To guide the glyoxylate enzymes into the mitochondria where mammalian citric acid cycle resides, we produced recombinant glyoxylate enzymes by attaching the Mitochondrial Leader Sequence (MLS) to their N-termini.
We have also constructed the MLS in its own into standard BioBricks (BBa_K1119000 & BBa_K1119001), and we quantitatively characterized their behavior using GFP reporter.

Biology of Mitochondrial Leader Sequence (MLS)

In eukaryotes, the signal sequence guides the translocation of the newly synthesized peptide.

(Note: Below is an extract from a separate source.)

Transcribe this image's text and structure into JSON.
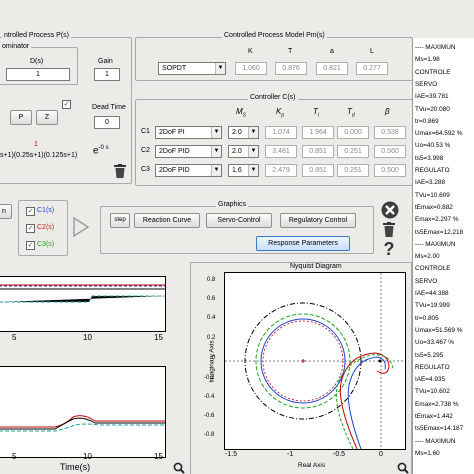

The story starts with the MLS attached to the N-terminus of the protein of interest. Once the protein of interest is synthesized, this preprotein would remain unfolded by associating with chaperons. The preprotein will stay in the cytosol until the MLS gets recognized by receptor of the TOM complex on the outer mitochondrial membrane. Binding of the MLS to the receptor will trigger the feeding of the peptide through the translocation channel. Afterwards, the MLS will then be handed over to a TIM complex which sits on the inner membrane, which will then open up the channels on the inner membrane and allow the peptide to pass through. Once the peptide is through the double membranes, mitochondrial chaperone will be involved in pulling the peptide into the mitochondria and refold the protein. Lastly, the MLS will be cleaved by signal peptidase and dissociate from the transported peptide. (Alberts, 2002)
For the MLS we used, four additional amino acid residues (Ile-His-Ser-Leu) will be left at the N-terminus of the protein after the cleavage.(Invitrogen, 2012)

Reference

Alberts, B., Bray, D., Hopkin, K., Johnson, A., Lewis, J., Raff, M., Roberts, K., & Walter, P. (2010). Essential cell biology. (3rd ed., p. 505). UK: Garland Science.

pCMV/myc/mito Invitrogen.(2012).pShooter™ Vector(pCMV/myc vectors).Retrieved from http://tools.lifetechnologies.com/content/sfs/manuals/pshooter_pcmv_man.pdf

Alberts, B. (2002). Molecular biology of the cell. (4th ed., pp. 1050-1061). New York:Garland Science.